Ich habe auch schon diese super Auflistung entdeckt
showthread.php?tid=368Allerdings kann ich damit leider nicht so richtig etwas anfangen, ohne ein Beispielwort für z.B. Rentaikei und all die anderen japanischen Ausdrücke. Gibt es irgendwo eine Liste mit Beispielen? Das würde mir sehr helfen.

Um wieder auf Komposition u. Derivation zurückzukommen:

1. Gibt es bei japanischen Komposita auch Fugenmorpheme, wie im Deutschen Kind+s+kopf ?

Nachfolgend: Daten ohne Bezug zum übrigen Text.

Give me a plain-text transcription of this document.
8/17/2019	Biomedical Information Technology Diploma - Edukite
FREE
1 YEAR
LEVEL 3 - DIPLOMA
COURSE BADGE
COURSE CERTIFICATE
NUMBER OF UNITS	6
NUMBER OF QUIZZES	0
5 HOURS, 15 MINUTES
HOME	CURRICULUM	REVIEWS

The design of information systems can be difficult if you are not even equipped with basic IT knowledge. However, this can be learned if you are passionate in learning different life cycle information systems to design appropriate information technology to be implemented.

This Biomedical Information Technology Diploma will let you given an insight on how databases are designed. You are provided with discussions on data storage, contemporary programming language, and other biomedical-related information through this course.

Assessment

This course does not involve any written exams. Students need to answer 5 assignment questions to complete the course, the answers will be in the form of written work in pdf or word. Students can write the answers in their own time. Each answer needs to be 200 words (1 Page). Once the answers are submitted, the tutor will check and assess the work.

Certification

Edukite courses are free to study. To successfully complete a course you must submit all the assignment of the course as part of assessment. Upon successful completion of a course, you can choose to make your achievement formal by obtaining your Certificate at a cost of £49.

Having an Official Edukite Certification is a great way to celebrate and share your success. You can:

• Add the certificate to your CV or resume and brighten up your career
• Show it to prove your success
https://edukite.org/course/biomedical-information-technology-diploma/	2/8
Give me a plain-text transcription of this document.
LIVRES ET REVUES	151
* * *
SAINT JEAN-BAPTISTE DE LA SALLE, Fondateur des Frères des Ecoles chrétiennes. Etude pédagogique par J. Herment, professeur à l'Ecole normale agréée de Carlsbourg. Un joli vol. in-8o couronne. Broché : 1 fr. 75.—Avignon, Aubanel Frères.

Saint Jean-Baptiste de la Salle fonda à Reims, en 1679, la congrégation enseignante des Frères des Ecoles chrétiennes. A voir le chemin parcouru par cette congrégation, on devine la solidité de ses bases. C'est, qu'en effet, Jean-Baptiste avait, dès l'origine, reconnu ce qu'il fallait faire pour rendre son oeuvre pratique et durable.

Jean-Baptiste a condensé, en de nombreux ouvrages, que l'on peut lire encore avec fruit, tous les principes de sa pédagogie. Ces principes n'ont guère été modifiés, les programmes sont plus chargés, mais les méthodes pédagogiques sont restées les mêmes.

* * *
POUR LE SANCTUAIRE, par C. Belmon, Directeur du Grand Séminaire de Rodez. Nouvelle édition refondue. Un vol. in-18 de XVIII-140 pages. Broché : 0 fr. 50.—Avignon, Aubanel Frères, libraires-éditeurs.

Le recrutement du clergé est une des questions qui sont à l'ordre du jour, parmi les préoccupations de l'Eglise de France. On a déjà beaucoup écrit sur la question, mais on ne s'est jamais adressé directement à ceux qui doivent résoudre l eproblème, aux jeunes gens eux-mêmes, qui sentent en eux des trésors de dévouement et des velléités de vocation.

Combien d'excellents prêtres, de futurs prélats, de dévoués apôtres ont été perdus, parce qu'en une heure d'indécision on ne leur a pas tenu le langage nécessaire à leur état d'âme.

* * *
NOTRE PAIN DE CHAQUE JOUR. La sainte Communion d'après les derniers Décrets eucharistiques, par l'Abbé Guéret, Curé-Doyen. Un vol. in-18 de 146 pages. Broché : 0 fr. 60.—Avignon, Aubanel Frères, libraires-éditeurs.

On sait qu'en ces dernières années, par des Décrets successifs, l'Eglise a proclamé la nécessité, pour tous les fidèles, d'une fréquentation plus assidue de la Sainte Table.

2.warum gibt es einmal Nomen+Nomen Komposita wie z.B. amagasa (Regenschirm), bei anderen N+N Komposita braucht man aber die Partikel no, z.B. bei hi+no+de, te+no+hira, oder eigo+no+hon (man kann nicht eigohon sagen, oder?) Gibt es da eine Gesetzmäßigkeit?

Ich suche mehr Beispiele für
1. Nominalkomposita:
a) Adjektiv + Nomen Komposita (Bsp. Rotlicht, im Japanischen z.B. dai+gaku?)
b) Verb+ Nomen Komposita (Bsp. Webstuhl)
c)Präposition+Nomen (Bsp. Nebenfrau)

2.Adjektiv-Komposition:
a) Nomen+Adjektiv (Bsp. hautfreundlich)
b)Adjektiv+Adjektiv (Bsp. altklug)
c)Verb+Adjektiv (Bsp. rutschfest)

3. Verbkomposition
a) Nomen+Verb (Bsp. radfahren)
b)Adjektiv + Verb (Bsp. liebäugeln)
c)Verb+Verb (kennenlernen)
Gibt es überhaupt im Japanischen für alle Kompositionsmöglichkeiten Entsprechungen, oder kann man z.B. kein Adjektiv aus Verb+Adjektiv bilden?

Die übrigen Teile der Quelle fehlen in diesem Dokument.